El abogado Namphi Rodríguez advirtió al Senado que de ser aprobado como lo ha recibido un proyecto de ley sobre libertad de expresión, se incurriría en inconstitucionalidad porque se desconocería el secreto profesional de los periodistas y se convertiría a los directores de medios de comunicación en “colaboradores” de los órganos represivos del Estado.

Al emitir una opinión consultiva del proyecto de ley sometido por los senadores José Rafael Vargas, Luis René Canaán y Manuel Guichardo, Rodríguez dijo que el mismo dispone en su artículo 18 que los directores de medios de comunicación tienen un “deber de colaboración” con el Ministerio Público, que “podrá solicitarle los datos que permitan identificar a los autores de las publicaciones bajo su control”. 

El jurista alertó que esa disposición contravendría el artículo 49 de la Constitución que consagra el secreto profesional de los periodistas como una garantía para proteger las fuentes de los informadores públicos. 

Informó que entregó personalmente el documento analítico de los proyectos de leyes al senador Charlie Mariotti, presidente de la Comisión de Medios del Senado, a fin de que se entienda que el secreto profesional busca garantizar a los periodistas el derecho de reservar sus fuentes de información, aún en los casos en que sean llamaos a declarar como testigos ante los tribunales o ante cualquier autoridad judicial o extrajudicial. 

“El secreto profesional consiste en el derecho de los periodistas a negarse a revelar públicamente las fuentes de las informaciones recibidas en forma confidencial; hay que entender que este secreto coadyuva a obtener y difundir informaciones en los ámbitos público y privado que interesan a la sociedad, por eso hay que protegerlo”, dijo. 

Rodríguez señaló que una disposición como esa sería declarada inconstitucional porque en la doctrina internacional se advierte que el imponer a un periodista la revelación obligatoria de su fuente de información equivale a  censura, lo cual sanciona el propio artículo 49 de la Carta Magna. 


Falta de Sanciones 

El catedrático de Derecho Constitucional y presidente de la Fundación Prensa y Derecho indicó que otra de las falencias del referido proyecto consiste en que carece de régimen sancionatorio, porque los redactores lo difirieron al Código Penal, lo cual es incorrecto ya que los delitos de difamación e injuria se rigen por la ley de prensa. 

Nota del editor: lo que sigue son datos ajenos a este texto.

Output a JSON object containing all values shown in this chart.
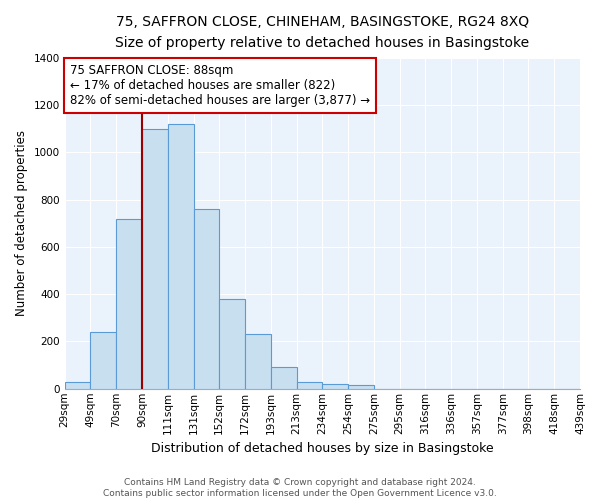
{
  "title": "75, SAFFRON CLOSE, CHINEHAM, BASINGSTOKE, RG24 8XQ",
  "subtitle": "Size of property relative to detached houses in Basingstoke",
  "xlabel": "Distribution of detached houses by size in Basingstoke",
  "ylabel": "Number of detached properties",
  "bin_labels": [
    "29sqm",
    "49sqm",
    "70sqm",
    "90sqm",
    "111sqm",
    "131sqm",
    "152sqm",
    "172sqm",
    "193sqm",
    "213sqm",
    "234sqm",
    "254sqm",
    "275sqm",
    "295sqm",
    "316sqm",
    "336sqm",
    "357sqm",
    "377sqm",
    "398sqm",
    "418sqm",
    "439sqm"
  ],
  "bin_values": [
    30,
    240,
    720,
    1100,
    1120,
    760,
    380,
    230,
    90,
    30,
    20,
    15,
    0,
    0,
    0,
    0,
    0,
    0,
    0,
    0
  ],
  "bar_color": "#c8dff0",
  "bar_edge_color": "#5b9bd5",
  "marker_line_color": "#990000",
  "annotation_text_line1": "75 SAFFRON CLOSE: 88sqm",
  "annotation_text_line2": "← 17% of detached houses are smaller (822)",
  "annotation_text_line3": "82% of semi-detached houses are larger (3,877) →",
  "annotation_box_color": "#ffffff",
  "annotation_box_edge": "#cc0000",
  "plot_bg_color": "#eaf2fb",
  "grid_color": "#ffffff",
  "ylim": [
    0,
    1400
  ],
  "yticks": [
    0,
    200,
    400,
    600,
    800,
    1000,
    1200,
    1400
  ],
  "title_fontsize": 10,
  "subtitle_fontsize": 9,
  "xlabel_fontsize": 9,
  "ylabel_fontsize": 8.5,
  "tick_fontsize": 7.5,
  "annotation_fontsize": 8.5,
  "footer_fontsize": 6.5,
  "footer_line1": "Contains HM Land Registry data © Crown copyright and database right 2024.",
  "footer_line2": "Contains public sector information licensed under the Open Government Licence v3.0."
}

“Los redactores omitieron que la jurisprudencia constante de la Suprema Corte de Justicia y el precedente del Tribunal Constitucional (sentencia TC-0075) han establecido el criterio de que la represión de los delitos de difamación e injuria que se cometan a través de los medios de comunicación no son objeto de las sanciones del Código Penal, sino de la propia Ley de Prensa; mientras que la difamación e injuria que se realiza fuera del ámbito de esta ley se sanciona con las disposiciones de los artículos 387 al 378 del Código Penal”, subrayó. 

Explicó que la forma en que se pretende remitir el régimen de penas al derecho común dejaría estos delitos en un “limbo penal”, lo cual equivaldría a su inexistencia frente al honor, la intimidad y la propia imagen de las personas. 

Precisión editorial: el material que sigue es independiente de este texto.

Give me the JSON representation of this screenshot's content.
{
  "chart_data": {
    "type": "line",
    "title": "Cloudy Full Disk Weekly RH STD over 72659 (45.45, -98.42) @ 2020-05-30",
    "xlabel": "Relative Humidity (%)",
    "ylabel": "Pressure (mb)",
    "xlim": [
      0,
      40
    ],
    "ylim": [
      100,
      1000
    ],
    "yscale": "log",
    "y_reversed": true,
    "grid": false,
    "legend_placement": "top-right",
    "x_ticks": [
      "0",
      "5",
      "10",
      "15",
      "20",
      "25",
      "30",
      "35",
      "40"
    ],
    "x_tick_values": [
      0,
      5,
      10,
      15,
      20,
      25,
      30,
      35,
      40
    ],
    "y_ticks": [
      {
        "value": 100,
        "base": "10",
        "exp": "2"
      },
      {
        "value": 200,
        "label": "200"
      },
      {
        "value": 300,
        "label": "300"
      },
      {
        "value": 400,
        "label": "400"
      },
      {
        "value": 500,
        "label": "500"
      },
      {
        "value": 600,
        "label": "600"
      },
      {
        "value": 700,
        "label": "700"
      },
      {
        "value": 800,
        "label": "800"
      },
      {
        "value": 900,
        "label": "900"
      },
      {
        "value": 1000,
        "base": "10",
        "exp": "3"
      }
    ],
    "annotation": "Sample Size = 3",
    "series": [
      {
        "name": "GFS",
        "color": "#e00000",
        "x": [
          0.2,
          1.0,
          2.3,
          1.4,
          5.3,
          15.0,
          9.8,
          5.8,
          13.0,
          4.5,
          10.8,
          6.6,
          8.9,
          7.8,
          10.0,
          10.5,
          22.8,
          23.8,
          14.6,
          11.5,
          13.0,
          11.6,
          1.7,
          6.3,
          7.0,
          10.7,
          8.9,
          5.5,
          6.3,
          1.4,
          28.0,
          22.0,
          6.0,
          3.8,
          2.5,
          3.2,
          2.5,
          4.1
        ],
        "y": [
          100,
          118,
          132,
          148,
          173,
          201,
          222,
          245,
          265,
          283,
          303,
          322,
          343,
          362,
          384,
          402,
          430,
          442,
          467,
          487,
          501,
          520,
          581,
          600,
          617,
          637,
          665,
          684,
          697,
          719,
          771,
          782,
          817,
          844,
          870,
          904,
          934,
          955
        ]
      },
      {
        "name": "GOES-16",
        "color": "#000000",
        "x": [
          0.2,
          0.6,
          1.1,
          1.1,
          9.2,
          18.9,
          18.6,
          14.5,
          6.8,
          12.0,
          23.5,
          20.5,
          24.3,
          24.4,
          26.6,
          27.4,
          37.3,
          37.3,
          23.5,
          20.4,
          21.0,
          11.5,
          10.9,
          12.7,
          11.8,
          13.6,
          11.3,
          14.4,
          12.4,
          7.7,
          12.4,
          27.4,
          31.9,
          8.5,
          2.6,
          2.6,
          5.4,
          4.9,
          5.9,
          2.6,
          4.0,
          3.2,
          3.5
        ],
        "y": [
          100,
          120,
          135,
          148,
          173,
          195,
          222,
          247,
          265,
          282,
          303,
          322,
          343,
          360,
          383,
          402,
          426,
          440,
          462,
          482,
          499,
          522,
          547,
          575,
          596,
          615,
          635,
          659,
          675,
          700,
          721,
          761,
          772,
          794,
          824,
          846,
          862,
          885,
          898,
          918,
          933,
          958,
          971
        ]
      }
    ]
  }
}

“Si se aprobara ese proyecto así se podría caer en un limbo penal, debido a que esos delitos ni lo sancionaría la nueva ley, ni tampoco el Código Penal”, agregó. 

Responsabilidad de Periodistas 

Para Namphi Rodríguez la pretensión del proyecto de ley de prensa de imponer la responsabilidad de los delitos de difamación e injuria  a los periodistas que firmen las informaciones choca con el principio de la personalidad de la pena y con el precedente del Tribunal Constitucional. 

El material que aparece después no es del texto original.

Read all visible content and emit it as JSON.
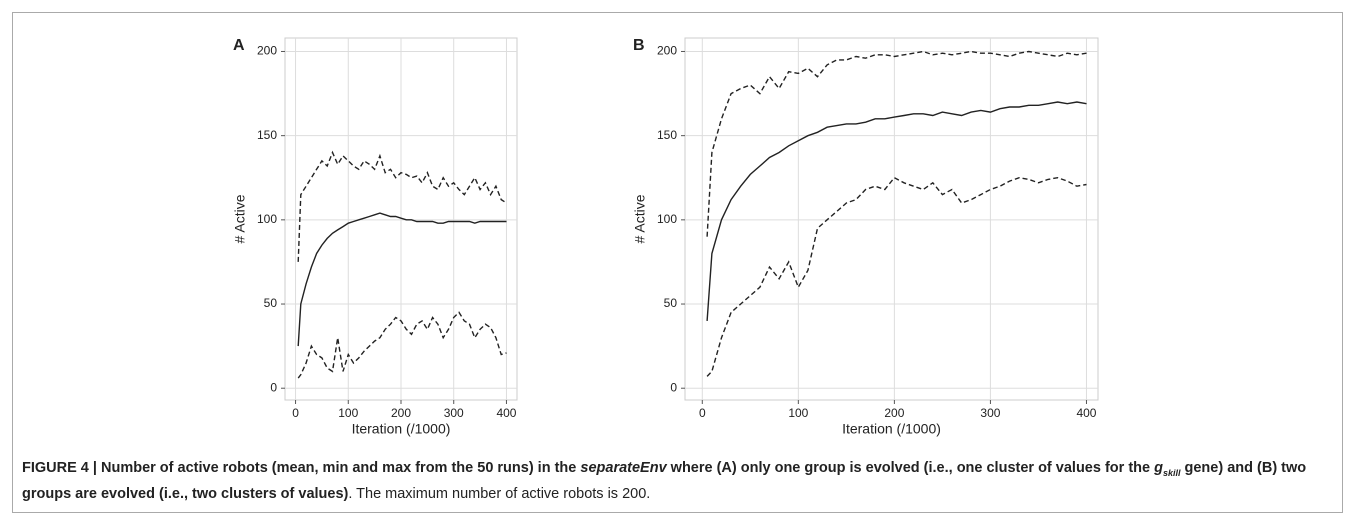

Rechazó que se busque establecer un régimen que “sobrecargue” a los periodistas o redactores por el simple hecho de transcribir fielmente lo que expresan los actores de la opinión pública. 

En ese sentido, dijo que, lo mismo que la Sociedad Interamericana de Prensa (SIP), le resulta inquietante la terminología que usa el proyecto de ley para exigir a los periodistas citas textuales en las informaciones. 

“El proyecto de ley debe reorientarse para reconsiderar el régimen de responsabilidad jurídica y establecer cuál es el compromiso de los informadores públicos, pero no se puede pretender hacerlos responsables exclusivos de los delitos de prensa”, concluyó.